Either that, or they see billions to be made in the trade of carbon emmission credits. It's Oil for Food all over again and the USA is the one that will be bled the most....
Wait a minute!
I thought this was 'settled science'.
Well if it's 'settled' than why isn't it 100% likely that it is caused by humans?
Guess it isn't as 'settled' as they've been telling us.
The only real questions are:
-what, if anything, will be the negative vs. positive effects (for humans) of continued warming? (it's not obvious that there are only negative effects, or even that negative would outweigh positive)
-what, if anything, can we do to alter the climate trend? (it's not obvious that we can actually do anything, or at least anything measurable)
-if there is something we can do to alter the climate trend, is it worth it, in cost-benefit terms, to do so? (it's not obvious that it is)
These are the only relevant questions. Figuring out whether humans have been "causing" whatever trend of the past 50 years does absolutely nothing to answer these three questions.
This refutes the UN study:
http://www.geocraft.com/WVFossils/ice_ages.html
My favorite part:
"Just how much of the "Greenhouse Effect" is caused by human activity?
It is about 0.28%, if water vapor is taken into account-- about 5.53%, if not.
This point is so crucial to the debate over global warming that how water vapor is or isn't factored into an analysis of Earth's greenhouse gases makes the difference between describing a significant human contribution to the greenhouse effect, or a negligible one.

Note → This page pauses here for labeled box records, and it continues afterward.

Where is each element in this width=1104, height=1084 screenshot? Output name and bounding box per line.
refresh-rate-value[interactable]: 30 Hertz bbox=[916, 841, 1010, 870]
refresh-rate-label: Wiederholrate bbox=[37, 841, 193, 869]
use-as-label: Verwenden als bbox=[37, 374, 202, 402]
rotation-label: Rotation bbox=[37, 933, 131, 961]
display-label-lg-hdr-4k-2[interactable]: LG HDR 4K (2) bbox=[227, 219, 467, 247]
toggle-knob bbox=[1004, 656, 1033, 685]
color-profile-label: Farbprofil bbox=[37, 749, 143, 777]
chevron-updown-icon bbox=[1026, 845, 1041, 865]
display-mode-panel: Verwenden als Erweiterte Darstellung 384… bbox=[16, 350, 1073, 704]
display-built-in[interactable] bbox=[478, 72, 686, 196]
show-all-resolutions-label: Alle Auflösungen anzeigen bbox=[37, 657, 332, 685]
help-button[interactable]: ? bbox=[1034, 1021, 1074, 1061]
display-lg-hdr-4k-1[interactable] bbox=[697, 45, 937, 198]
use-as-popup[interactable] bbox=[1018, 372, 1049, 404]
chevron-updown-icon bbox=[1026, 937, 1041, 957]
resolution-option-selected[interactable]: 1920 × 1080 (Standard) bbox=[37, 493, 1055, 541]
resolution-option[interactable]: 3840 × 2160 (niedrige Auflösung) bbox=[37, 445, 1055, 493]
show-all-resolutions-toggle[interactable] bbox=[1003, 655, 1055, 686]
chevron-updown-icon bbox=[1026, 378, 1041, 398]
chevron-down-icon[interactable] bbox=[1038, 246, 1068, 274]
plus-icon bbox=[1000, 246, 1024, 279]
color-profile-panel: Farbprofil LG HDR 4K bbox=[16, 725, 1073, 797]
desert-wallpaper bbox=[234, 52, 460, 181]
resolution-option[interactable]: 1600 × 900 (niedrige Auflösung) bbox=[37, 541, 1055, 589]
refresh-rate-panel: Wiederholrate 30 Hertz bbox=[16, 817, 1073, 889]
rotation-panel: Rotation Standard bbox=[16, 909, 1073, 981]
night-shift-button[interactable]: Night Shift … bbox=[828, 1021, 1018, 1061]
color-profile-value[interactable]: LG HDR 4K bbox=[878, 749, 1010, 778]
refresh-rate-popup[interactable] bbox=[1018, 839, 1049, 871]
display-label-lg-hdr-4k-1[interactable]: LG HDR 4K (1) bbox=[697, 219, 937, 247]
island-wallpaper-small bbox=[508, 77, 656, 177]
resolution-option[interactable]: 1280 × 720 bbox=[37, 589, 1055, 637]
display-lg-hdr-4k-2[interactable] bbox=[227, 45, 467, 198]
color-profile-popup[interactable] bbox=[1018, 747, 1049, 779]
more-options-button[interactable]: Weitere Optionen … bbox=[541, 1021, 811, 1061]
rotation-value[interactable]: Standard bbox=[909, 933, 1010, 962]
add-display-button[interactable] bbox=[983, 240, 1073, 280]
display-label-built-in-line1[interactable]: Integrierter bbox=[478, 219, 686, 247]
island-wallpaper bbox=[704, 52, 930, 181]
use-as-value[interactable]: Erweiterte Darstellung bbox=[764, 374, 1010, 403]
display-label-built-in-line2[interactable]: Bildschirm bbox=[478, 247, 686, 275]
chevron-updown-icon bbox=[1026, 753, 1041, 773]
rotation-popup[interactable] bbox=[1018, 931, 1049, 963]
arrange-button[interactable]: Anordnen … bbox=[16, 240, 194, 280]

Water vapor constitutes Earth's most significant greenhouse gas, accounting for about 95% of Earth's greenhouse effect (4). Interestingly, many "facts and figures' regarding global warming completely ignore the powerful effects of water vapor in the greenhouse system, carelessly (perhaps, deliberately) overstating human impacts as much as 20-fold.
Water vapor is 99.999% of natural origin. Other atmospheric greenhouse gases, carbon dioxide (CO2), methane (CH4), nitrous oxide (N2O), and miscellaneous other gases (CFC's, etc.), are also mostly of natural origin (except for the latter, which is mostly anthropogenic).
Human activites contribute slightly to greenhouse gas concentrations through farming, manufacturing, power generation, and transportation. However, these emissions are so dwarfed in comparison to emissions from natural sources we can do nothing about, that even the most costly efforts to limit human emissions would have a very small-- perhaps undetectable-- effect on global climate."
I think if the U.S. would cut off funding of the UN, a LOT of the global warming, along with the corruption and extortion of tax dollars, would cease.